Son idée : repartir sur l’histoire du biochimiste qui serait par exemple embauché par une société privée et créer un développement  de ce point de vue. Il concevrait une nouvelle créature, capable d’aider l’humanité dans son évolution (aider les handicapés, soigner les malades, sauver les accidentés). Mais les dirigeants de la compagnie voudraient rentabiliser rapidement cette découverte et en faire un arme de guerre vivante, à monnayer auprès des pays les plus belliqueux (business is business).
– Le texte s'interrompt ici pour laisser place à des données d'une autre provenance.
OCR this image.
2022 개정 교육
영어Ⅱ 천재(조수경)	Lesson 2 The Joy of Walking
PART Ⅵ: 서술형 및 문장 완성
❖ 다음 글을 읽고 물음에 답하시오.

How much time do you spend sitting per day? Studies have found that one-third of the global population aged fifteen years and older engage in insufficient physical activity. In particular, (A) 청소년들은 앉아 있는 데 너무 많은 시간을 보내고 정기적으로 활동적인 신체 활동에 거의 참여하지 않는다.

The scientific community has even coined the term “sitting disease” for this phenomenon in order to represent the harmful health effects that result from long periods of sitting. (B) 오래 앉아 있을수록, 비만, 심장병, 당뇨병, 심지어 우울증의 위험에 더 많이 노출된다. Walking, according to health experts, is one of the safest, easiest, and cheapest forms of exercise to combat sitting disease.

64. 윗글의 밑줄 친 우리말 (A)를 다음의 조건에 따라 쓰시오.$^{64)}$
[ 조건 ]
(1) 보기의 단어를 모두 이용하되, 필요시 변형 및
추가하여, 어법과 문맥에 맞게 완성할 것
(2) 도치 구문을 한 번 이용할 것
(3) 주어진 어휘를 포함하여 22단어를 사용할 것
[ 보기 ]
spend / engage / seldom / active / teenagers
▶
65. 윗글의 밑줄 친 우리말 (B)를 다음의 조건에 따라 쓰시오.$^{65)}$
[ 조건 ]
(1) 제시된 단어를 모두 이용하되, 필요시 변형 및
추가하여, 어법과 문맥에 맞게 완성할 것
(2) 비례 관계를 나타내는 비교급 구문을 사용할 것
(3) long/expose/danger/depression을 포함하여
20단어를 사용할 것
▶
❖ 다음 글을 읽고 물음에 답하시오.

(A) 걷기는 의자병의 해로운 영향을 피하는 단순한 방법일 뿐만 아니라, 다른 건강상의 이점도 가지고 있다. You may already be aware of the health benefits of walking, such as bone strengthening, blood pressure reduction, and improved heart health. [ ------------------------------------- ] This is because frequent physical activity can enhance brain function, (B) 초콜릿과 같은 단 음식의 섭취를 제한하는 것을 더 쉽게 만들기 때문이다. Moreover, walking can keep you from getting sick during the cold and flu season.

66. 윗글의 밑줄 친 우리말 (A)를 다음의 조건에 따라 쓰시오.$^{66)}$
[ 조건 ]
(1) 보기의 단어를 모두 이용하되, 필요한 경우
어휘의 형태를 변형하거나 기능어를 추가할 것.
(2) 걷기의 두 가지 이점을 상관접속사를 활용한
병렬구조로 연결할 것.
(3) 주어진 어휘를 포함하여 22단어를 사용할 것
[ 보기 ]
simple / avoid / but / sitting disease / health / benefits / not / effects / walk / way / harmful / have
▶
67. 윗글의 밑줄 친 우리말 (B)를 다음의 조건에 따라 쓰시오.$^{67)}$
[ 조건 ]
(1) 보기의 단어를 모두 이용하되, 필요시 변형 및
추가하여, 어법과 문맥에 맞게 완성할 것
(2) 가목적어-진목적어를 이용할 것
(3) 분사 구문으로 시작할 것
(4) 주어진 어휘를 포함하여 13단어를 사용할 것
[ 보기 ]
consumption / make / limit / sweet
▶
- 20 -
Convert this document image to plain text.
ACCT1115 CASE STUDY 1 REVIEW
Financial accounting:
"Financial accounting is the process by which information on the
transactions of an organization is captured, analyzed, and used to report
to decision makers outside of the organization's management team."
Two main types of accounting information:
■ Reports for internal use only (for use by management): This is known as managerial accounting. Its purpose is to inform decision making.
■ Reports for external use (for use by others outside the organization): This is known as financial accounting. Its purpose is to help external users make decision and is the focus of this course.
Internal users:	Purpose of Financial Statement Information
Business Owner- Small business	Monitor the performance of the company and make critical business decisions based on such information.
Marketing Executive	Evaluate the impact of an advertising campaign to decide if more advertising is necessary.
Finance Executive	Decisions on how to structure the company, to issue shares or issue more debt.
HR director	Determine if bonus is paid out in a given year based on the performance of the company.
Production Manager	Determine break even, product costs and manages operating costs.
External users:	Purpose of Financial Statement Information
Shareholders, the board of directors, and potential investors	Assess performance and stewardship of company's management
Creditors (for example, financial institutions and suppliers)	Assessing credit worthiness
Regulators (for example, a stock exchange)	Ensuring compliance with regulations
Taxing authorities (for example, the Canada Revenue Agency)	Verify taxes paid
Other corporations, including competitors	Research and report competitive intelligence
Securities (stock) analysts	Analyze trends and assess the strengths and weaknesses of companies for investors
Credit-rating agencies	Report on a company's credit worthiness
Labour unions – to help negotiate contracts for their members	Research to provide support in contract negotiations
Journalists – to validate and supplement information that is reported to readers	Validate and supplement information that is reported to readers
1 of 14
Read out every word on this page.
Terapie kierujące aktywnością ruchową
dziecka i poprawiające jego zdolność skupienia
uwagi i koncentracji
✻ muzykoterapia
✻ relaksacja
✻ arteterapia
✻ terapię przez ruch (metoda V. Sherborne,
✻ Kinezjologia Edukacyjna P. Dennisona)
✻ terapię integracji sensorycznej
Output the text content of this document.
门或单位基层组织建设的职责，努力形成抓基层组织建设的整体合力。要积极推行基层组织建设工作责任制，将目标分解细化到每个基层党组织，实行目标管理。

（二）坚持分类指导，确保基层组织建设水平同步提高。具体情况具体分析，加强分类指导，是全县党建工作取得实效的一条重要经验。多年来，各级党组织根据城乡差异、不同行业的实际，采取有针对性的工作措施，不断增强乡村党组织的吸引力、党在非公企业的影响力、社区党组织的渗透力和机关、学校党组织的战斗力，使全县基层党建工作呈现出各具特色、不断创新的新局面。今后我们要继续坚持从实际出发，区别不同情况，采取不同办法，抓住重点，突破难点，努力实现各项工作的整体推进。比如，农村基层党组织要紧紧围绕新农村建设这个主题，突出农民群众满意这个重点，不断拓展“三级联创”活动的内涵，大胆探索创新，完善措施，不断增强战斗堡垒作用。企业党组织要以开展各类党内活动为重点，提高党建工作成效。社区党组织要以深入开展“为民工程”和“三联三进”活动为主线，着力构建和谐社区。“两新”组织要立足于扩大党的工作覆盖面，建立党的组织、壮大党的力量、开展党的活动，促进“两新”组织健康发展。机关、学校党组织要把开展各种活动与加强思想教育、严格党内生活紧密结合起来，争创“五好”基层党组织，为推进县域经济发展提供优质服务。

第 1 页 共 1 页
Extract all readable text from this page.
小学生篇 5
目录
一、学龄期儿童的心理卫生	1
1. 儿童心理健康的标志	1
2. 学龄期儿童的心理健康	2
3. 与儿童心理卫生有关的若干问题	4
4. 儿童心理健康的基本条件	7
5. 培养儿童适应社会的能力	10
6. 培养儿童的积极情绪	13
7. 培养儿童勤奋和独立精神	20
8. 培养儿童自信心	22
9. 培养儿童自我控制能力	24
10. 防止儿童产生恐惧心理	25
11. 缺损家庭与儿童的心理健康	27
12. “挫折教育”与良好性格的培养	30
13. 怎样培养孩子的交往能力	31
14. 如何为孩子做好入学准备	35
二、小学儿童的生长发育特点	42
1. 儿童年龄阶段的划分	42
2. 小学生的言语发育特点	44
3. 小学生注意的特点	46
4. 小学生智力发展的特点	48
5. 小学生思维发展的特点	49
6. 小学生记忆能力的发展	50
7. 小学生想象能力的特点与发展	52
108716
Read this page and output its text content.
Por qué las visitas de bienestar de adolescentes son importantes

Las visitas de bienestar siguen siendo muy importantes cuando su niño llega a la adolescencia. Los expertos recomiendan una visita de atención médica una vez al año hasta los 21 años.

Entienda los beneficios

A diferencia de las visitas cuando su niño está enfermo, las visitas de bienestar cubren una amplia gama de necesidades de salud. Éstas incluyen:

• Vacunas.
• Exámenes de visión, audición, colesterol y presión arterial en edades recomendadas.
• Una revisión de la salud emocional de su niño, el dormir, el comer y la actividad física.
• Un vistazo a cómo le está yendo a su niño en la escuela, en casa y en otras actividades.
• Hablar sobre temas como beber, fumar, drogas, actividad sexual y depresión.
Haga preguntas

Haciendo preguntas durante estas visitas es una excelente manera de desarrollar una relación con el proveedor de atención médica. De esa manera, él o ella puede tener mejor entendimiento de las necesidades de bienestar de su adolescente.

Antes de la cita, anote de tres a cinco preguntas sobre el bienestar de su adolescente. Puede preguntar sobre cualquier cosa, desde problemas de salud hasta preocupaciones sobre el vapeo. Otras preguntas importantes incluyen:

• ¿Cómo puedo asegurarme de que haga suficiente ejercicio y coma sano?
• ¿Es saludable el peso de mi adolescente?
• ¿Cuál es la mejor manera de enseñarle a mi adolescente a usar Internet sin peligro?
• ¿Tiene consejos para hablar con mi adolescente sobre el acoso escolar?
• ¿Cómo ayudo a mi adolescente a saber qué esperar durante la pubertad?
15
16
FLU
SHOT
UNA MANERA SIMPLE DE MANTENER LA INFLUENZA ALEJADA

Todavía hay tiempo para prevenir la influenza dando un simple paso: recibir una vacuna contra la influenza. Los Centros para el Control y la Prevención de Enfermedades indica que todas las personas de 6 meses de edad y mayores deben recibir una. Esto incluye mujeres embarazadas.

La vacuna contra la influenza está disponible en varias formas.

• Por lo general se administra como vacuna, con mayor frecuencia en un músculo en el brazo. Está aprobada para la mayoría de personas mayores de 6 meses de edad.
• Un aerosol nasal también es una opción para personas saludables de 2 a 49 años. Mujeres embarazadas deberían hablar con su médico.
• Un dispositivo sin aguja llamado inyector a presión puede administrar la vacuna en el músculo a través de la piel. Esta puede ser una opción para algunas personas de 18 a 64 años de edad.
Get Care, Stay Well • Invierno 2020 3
Mais refusant de voir son invention pervertie, notre inventeur rentrerait en conflit, secret dans un premier temps, sachant qu’il encourt un risque mortel à contrarier son employeur... C’est un scénario assez classique qui regroupe certains mythes bien connus : Prométhée volant le feu aux dieux pour le confier aux hommes, le Dr Frankenstein créant une créature dont le pouvoir maléfique lui échappe… Mais voilà ce qu’on attend de vous : une histoire, structurée, avec conflit, rebondissements, suspense et dénouement.

whaaaa sérieux ? Pourquoi j’ai l’impression d’avoir déjà vu ça 50x dans des téléfilms bons marchés ???

Bon, en gros, je fais un vieux classique archi vu avec des bons sentiments dans un bel emballage et ca passe.

Ben on y va alors...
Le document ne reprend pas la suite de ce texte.